Now that your restaurant is all warm and cozy, it’s time to let your customers know. Use your restaurant to create beautiful aesthetics that promote comfort, warmth, and hearty meals, heck the whole menu. The idea here is to create massive FOMO with relevant and engaging posts that will make people come to you.

But creating really good content can be daunting, stressful, heck even expensive. If you’re like me and don’t know where to start, the basics of content creation is where it’s at, and this was a great start for me. But if this is not for you, don’t force it. Hire a social media manager that can make your Instagram feed bring the people to you.  

Make your restaurant covid friendly

Most parents baby-proof their homes to protect their kids as they navigate in a new world. Your restaurant is the baby that needs protecting from the virus as we navigate the new normal. Restaurants must adapt to newer, more efficient, and safer design options to accommodate the new restrictions and guest experience.
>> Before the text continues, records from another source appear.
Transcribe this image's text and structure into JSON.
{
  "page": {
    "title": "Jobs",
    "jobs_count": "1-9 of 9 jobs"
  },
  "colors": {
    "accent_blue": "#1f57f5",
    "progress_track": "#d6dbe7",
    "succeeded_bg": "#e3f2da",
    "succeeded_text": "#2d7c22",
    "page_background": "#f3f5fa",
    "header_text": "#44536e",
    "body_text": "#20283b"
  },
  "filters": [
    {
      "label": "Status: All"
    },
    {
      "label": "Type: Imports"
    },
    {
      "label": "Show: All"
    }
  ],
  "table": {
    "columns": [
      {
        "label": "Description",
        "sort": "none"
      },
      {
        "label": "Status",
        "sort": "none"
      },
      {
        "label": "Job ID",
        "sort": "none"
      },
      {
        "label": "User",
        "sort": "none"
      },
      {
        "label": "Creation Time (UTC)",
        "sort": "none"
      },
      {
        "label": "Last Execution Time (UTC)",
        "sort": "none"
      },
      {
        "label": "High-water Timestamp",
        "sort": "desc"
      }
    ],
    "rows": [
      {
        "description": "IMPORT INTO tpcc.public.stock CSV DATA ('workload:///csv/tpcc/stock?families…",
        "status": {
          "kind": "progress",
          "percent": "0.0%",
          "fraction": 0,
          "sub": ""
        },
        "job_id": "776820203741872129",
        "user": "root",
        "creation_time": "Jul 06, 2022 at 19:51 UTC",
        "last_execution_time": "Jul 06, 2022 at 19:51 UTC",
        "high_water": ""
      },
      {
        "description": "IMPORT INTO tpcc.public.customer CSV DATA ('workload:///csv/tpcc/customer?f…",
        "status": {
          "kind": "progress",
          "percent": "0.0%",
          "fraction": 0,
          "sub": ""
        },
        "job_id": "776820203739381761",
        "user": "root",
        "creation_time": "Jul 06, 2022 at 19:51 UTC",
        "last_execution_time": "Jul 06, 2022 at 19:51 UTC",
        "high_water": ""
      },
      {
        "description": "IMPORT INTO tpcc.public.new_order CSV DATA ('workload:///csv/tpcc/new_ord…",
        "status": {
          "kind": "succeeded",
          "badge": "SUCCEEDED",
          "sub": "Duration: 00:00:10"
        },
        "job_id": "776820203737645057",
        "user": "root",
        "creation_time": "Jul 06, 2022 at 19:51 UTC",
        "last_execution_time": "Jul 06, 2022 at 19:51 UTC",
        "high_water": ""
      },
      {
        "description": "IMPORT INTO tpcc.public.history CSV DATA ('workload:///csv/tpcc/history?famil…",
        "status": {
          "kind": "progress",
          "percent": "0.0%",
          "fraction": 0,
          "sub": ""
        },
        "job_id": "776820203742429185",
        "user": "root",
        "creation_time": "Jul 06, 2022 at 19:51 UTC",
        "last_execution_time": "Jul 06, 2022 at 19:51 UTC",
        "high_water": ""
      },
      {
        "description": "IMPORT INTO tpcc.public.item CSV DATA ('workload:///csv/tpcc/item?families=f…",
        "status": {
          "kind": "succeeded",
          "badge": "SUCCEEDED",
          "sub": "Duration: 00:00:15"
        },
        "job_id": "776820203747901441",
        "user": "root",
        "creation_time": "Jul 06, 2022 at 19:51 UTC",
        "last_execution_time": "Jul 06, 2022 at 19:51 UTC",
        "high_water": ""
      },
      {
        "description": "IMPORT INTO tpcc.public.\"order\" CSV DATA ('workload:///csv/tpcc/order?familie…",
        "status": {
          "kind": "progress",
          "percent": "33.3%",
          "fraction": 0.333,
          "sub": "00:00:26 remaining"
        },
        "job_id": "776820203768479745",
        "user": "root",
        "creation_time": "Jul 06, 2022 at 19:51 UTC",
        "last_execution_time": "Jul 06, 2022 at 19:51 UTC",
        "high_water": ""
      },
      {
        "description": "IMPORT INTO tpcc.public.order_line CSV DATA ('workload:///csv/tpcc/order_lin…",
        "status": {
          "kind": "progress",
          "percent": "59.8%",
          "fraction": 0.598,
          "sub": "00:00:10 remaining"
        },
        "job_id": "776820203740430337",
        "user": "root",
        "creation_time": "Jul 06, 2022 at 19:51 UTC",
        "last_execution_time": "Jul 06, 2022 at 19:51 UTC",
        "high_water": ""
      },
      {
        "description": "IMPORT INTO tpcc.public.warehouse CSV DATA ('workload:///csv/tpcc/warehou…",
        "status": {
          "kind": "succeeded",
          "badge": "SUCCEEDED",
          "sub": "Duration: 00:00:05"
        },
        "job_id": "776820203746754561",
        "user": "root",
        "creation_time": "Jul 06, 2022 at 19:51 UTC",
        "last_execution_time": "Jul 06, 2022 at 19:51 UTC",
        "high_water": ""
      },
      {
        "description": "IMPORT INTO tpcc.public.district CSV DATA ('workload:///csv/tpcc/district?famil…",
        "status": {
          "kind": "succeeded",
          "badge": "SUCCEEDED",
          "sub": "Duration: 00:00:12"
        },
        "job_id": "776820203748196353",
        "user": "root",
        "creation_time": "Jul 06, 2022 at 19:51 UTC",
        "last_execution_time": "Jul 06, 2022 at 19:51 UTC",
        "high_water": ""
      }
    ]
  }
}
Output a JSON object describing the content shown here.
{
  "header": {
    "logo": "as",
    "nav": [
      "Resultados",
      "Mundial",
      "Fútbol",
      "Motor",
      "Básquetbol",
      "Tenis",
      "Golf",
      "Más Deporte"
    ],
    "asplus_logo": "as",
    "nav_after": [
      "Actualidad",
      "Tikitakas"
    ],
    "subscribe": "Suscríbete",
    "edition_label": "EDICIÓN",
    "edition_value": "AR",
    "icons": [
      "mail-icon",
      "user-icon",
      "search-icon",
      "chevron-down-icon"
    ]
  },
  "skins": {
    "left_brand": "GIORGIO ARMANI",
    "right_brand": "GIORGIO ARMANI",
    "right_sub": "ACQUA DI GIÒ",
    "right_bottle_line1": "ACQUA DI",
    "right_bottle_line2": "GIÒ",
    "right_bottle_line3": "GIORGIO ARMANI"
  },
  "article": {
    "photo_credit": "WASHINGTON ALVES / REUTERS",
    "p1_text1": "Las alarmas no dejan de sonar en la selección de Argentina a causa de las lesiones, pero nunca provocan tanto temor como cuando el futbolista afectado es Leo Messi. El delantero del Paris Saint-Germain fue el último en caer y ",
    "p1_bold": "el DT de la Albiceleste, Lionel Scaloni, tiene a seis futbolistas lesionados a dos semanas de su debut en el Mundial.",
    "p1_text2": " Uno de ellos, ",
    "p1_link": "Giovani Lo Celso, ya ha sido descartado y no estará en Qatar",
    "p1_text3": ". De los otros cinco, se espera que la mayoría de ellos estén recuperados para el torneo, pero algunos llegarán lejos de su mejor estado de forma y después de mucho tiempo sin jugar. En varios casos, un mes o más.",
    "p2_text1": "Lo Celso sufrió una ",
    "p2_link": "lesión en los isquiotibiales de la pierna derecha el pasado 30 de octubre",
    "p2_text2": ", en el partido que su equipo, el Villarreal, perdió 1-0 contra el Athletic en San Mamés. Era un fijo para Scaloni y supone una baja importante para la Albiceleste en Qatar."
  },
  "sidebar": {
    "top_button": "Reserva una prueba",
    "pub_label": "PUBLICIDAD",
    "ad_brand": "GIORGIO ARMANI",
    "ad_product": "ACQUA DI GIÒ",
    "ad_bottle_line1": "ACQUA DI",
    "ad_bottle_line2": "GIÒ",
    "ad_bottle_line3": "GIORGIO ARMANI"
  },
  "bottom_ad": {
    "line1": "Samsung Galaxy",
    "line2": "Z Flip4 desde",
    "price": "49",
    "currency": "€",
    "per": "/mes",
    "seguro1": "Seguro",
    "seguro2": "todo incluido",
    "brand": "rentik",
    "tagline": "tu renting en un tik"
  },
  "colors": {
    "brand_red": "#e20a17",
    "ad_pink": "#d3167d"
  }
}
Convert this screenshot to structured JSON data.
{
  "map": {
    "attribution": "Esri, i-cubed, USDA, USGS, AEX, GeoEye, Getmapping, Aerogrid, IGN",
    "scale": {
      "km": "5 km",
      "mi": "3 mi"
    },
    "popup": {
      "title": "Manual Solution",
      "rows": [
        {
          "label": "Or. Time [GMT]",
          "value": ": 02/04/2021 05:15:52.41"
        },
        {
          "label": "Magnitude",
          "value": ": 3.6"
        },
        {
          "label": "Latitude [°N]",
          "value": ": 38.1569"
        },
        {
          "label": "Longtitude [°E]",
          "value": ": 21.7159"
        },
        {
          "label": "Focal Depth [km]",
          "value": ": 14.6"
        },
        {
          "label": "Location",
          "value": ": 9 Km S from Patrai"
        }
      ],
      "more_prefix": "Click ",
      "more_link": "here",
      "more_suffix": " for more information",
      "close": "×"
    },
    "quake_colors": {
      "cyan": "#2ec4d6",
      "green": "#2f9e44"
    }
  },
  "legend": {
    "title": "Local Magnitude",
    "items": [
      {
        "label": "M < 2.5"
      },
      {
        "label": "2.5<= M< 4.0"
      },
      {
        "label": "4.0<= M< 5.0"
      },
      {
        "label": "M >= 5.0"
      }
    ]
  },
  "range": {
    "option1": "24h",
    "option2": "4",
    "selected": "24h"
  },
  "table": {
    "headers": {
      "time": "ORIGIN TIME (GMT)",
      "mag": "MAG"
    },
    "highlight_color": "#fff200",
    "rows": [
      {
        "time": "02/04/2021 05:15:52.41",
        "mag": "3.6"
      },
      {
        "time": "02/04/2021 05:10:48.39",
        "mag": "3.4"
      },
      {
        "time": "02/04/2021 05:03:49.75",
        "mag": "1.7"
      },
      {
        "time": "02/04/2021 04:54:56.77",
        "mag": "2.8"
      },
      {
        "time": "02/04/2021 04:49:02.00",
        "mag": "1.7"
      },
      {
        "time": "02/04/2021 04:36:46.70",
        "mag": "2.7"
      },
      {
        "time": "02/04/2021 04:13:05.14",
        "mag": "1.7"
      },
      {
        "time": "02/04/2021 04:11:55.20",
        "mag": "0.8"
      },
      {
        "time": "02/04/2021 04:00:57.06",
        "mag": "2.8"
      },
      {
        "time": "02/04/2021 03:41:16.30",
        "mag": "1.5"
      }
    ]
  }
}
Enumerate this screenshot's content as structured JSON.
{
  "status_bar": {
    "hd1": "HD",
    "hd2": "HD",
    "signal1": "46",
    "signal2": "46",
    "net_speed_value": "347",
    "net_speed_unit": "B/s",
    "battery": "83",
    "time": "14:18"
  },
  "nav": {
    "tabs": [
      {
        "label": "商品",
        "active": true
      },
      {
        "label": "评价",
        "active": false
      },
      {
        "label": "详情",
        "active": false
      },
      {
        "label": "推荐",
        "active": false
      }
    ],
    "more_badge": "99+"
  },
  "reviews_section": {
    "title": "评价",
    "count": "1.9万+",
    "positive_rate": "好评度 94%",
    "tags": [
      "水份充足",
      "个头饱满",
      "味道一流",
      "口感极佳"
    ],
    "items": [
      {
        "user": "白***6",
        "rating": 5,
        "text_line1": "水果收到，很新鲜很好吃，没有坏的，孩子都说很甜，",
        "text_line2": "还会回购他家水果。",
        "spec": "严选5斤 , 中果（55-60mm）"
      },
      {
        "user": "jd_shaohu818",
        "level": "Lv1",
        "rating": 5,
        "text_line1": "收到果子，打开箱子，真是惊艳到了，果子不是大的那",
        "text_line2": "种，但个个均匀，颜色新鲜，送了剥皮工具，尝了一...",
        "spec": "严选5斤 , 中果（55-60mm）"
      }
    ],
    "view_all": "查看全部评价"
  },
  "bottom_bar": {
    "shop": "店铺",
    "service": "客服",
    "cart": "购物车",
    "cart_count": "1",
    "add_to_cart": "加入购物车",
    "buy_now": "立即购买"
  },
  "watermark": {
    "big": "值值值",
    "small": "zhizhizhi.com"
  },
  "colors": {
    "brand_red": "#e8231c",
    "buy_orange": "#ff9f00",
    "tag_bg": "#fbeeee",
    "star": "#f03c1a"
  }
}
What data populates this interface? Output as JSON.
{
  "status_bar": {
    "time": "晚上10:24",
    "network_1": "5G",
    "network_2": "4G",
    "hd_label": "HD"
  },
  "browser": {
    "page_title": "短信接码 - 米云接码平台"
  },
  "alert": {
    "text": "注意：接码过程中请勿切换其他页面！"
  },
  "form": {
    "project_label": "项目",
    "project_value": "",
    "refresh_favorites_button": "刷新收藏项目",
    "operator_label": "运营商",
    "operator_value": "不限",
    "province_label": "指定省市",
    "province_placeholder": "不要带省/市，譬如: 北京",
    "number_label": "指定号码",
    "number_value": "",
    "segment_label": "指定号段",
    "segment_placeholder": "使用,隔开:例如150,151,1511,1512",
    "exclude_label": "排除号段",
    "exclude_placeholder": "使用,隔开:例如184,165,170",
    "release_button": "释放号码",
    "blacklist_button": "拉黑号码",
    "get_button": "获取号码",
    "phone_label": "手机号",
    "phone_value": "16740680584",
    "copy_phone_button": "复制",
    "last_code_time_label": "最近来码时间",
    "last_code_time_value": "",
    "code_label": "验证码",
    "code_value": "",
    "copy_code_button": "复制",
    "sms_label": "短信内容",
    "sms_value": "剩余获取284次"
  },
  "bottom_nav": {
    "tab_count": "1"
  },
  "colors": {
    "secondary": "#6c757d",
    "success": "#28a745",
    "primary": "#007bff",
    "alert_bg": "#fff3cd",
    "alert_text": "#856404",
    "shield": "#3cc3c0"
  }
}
Ways to “covid – proof” your restaurant:

  • If your restaurant has the space, take the opportunity to create physical distancing by spacing out the furniture aka social distancing.
  • Plexiglass dividers between the guests can be another option especially becauses cases tend to spike in colder months.
  • Have visible sanitizing stations throughout your restaurant.
  • Ensure that your staff regularly sanitizes high risk areas within the restaurant such as door handles, POS systems, counters, menus etc.
  • A little out there but restaurants in some parts of the world have adopted igloos or dome like structures designed to keep the winter breeze and covid out. As this is a rather new practice, researchers are concerned about several factors, but it is certainly a solution worth looking into.

Remember the bit about social media? Some of your content can highlight your efforts towards keeping the customers and staff safe while they dine out. Don’t just claim to take covid regulations seriously for the sake of saying it, show them – after all, actions do speak louder than words. Sell safety and sell it well.

Warm up your plates

One rule.

Hot food must be served hot, and cold food must be served cold. Period.

Would you pay to eat cold soup? Because that’s exactly what your customers get when you serve them hot soup in a cold bowl. How about a warm wilted salad? No? Refer back to the rule. Plates maintain heat and it is the easiest way to ensure that the customer enjoys a hot dinner by the time the plate reaches their table.

Pop your oven-safe plates in the oven for five minutes on the lowest setting, just don’t forget them. We want the food kept warm not continue the cooking process. For your non-oven safe plates, running them under very hot water or popping them in the microwave will do the trick, or invest in a plate warmer. Different methods, same results. The right temperature of the plate also maintains the structure of the food when it reaches the customer.

Take advantage of the need for humans to go out and interact with each other and make some coins off of it.